Sol se estressou e começou a falar mais alto. — Não grita comigo que você não tem esse direito! — Elena parecia ter se acalmado, provavelmente por Sol raramente aumentar o tom de voz, por isso a morena continuou em tom mais ameno. — Não venha cobrar de mim nada, ninguém tem o direito de me cobrar uma vírgula! Eu fiquei sozinha... Eu sou sozinha. Ninguém acreditou em mim, ótimo. Eu errei, ótimo também, já te pedi desculpas por isso há muito tempo. E agora estou em paz aqui onde estou. Você não tem o direito de gritar comigo ou de ficar estressada. — Sol desabafou e respirou fundo.
— Você tem razão. — Elena falou em tom choroso.
— Eu sei, me considero uma pessoa justa. — A loira riu do outro lado da linha, mas logo ficou em silêncio por um tempo.
– Estou com saudades de você, Sol. — Falou, por fim.
– Admito que também estou com saudades de você, loira aguada. Muita, pra ser sincera. — A morena disse e sorriu, apesar de não ser necessariamente verdade, Sol sentia falta de Elena às vezes, mas na parte do tempo ignorava sua existência. — Mas então, me conte o que está acontecendo por aí?
— Bem, todo mundo sente saudades de você, eles já esqueceram o que aconteceu, acho que conseguimos convencer eles de que tudo foi uma grande fofoca. De qualquer forma, sem você não tem Astros, afinal, você era o sol. — Elena riu e Sol olhou o teto de seu quarto, cheio de estrelas que brilhavam quando no escuro. Suspirou. — Ele ainda está apaixonado por você, Sol.
— Problema dele, eu avisei. — O coração dela apertou levemente, mas ela era firme.
— Mas e você... Me conte como vão as coisas por aí? — Elena pediu.
— Aqui? Nada demais. — Falou, com preguiça de contar as coisas que aconteciam.

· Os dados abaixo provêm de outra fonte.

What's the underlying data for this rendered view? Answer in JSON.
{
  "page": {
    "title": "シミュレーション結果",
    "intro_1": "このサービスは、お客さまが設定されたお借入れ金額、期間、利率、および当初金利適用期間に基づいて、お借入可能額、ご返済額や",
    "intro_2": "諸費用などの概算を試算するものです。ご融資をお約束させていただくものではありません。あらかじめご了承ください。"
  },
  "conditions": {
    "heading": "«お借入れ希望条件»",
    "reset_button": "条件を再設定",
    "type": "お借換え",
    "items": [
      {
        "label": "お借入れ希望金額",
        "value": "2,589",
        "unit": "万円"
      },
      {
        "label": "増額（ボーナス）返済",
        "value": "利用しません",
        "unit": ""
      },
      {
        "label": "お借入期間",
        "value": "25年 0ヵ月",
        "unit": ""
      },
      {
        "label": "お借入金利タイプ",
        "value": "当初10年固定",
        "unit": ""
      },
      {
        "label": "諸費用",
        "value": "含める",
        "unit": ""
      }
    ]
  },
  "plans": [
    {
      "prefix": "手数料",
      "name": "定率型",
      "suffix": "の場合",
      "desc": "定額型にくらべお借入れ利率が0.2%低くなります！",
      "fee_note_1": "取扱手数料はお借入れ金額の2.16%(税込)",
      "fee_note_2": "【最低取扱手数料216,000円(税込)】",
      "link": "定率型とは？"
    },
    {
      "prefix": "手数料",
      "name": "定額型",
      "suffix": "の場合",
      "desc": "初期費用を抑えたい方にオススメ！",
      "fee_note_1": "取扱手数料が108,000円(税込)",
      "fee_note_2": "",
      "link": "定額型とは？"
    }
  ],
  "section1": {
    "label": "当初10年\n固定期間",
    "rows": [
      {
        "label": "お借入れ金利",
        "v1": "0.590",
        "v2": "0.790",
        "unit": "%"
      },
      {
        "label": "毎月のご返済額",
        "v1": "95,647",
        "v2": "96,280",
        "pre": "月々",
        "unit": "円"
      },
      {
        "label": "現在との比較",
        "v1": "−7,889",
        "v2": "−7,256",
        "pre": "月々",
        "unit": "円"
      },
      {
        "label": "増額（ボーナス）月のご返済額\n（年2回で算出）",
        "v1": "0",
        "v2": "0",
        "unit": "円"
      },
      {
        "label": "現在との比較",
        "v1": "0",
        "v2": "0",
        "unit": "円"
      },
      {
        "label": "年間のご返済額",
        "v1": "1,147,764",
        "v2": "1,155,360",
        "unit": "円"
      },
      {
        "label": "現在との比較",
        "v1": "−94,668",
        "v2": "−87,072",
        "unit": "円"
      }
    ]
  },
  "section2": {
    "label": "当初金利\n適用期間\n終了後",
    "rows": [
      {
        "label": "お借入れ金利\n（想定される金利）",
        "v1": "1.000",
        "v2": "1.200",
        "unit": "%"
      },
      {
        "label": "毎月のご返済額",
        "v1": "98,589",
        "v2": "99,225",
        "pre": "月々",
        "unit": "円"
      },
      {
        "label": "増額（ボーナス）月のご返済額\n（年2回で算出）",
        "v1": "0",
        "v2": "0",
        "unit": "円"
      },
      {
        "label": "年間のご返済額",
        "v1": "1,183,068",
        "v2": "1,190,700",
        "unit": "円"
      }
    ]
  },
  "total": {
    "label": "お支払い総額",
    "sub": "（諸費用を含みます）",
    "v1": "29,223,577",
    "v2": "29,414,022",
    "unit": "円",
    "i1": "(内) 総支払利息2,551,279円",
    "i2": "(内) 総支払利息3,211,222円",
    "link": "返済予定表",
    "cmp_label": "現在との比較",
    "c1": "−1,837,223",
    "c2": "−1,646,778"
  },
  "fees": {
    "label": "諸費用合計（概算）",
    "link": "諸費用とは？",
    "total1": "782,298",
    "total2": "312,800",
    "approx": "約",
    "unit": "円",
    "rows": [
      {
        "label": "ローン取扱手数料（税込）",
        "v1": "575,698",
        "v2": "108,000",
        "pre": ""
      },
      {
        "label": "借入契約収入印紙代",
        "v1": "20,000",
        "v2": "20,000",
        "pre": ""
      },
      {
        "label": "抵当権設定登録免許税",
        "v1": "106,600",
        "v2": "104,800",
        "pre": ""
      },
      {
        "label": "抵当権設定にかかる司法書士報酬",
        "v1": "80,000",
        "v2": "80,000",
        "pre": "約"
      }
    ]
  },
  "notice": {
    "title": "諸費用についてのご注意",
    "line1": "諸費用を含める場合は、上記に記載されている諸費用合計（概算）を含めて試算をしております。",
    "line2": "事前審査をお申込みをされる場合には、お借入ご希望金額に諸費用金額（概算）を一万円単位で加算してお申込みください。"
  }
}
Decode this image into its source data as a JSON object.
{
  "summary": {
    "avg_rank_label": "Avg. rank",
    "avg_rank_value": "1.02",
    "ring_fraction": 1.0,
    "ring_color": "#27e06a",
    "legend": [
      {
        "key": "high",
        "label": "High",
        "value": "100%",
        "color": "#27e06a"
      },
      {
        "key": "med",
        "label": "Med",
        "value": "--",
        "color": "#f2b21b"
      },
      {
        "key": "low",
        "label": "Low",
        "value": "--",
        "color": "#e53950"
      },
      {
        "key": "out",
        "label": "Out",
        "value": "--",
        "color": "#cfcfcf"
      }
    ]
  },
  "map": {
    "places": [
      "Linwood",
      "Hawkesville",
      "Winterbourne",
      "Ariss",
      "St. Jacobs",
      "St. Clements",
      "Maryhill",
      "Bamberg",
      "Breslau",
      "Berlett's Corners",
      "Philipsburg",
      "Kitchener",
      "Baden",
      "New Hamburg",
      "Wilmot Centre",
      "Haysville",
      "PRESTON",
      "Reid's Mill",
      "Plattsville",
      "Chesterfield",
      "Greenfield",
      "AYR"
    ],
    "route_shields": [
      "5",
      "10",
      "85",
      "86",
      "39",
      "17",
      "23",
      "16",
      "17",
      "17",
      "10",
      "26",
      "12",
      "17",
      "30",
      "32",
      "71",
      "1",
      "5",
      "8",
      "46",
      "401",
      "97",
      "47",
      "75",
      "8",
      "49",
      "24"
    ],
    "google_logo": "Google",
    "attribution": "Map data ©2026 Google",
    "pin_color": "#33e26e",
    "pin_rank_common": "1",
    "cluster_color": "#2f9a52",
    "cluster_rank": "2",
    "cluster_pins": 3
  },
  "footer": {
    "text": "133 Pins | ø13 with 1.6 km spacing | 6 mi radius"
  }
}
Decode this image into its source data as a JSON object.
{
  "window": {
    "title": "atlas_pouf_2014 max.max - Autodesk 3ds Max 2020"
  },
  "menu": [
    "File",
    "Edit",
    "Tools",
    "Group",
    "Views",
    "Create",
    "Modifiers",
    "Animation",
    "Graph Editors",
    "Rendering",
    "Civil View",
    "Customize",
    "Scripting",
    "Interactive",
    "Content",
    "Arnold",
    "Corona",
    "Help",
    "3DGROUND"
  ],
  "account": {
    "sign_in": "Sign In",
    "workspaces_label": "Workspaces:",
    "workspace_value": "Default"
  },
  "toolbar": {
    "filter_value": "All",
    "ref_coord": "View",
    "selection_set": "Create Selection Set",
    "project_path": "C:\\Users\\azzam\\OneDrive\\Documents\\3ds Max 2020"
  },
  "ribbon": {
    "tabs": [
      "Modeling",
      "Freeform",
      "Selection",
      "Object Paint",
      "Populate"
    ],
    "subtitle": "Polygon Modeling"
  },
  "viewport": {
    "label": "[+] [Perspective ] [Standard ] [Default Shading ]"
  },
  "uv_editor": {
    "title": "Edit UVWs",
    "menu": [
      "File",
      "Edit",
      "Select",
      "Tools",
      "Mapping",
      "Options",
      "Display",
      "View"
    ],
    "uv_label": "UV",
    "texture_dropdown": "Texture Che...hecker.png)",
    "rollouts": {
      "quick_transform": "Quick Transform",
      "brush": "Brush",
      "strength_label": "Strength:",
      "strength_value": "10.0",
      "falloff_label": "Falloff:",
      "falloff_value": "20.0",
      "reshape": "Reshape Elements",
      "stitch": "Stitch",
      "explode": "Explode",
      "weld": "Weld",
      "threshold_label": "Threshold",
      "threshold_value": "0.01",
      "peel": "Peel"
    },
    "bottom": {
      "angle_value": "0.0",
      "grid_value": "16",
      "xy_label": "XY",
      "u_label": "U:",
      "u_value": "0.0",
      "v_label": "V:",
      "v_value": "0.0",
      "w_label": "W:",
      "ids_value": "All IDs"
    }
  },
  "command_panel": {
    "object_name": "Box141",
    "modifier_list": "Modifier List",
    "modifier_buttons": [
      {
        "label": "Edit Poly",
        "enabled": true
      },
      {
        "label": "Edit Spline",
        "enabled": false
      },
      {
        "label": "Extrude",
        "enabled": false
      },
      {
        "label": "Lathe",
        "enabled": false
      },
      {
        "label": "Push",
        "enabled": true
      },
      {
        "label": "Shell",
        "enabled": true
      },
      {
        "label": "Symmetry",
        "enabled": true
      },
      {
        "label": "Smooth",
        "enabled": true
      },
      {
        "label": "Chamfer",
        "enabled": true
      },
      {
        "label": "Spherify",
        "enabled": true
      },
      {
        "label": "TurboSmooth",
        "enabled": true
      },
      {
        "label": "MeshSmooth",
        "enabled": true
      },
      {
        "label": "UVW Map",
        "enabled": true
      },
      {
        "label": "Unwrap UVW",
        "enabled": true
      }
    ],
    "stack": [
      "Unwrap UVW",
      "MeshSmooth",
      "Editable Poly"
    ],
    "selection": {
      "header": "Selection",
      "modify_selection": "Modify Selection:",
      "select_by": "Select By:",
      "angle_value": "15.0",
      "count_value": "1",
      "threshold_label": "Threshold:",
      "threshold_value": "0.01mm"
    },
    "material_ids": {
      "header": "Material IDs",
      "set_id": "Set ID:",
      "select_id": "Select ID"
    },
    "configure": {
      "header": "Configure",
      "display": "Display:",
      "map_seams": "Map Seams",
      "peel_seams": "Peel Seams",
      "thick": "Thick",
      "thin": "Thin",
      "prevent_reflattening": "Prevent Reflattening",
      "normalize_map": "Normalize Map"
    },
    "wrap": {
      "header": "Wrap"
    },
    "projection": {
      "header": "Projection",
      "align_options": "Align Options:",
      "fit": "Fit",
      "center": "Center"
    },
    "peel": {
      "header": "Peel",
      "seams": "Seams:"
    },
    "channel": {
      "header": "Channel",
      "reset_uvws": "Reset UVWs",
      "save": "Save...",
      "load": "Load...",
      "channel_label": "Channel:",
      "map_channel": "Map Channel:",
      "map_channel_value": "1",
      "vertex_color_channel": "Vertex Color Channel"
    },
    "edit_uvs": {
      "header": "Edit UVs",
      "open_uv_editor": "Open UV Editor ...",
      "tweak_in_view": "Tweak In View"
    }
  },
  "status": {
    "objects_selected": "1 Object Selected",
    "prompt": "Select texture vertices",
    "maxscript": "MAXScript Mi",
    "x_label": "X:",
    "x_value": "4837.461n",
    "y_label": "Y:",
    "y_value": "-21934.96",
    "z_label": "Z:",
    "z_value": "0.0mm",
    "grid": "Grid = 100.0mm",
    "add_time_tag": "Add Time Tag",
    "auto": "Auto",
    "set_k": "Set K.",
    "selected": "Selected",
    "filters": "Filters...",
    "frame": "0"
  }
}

— Não me enrola que eu não sou teus baseados, bora, conta logo. — Sol suspirou e começou a contar desde que se decidira a se mudar até a o dia presente.
— Então, de repente, vários garotos do time estão me chamando pra sair. Eu aceitei sair com um deles, minhas "amigas" daqui meio que me obrigaram. Na verdade, eu estava tentando sumir das vistas do mundo, mas tá meio difícil.
— Você não vai ficar invisível, por que não consegue. Você será sempre o tipo de gente que chama atenção, não importa aonde vá, Sol. Acostume-se. — Elena riu e Sol fez careta. — Mas então, me conte mais sobre esse Chuck e esses jogadores do time, quero saber tudo, detalhe por detalhe. Ah, e já que você vai sair com um deles, é bom descobrir o porquê desse interesse repentino em você, acho que ao invés de tentar espantar, deveria tentar é trazê-lo pro seu lado. Enfim, nunca se sabe...
— Estou com cefaleia, não dá pra pensar nisso outra hora? — A morena perguntou, mesmo que já soubesse a resposta.
— Sol, fala logo, bora...
— O que você quer que eu conte mais, sua tarada? — Sol começou a rir, contente de recuperar sua melhor amiga.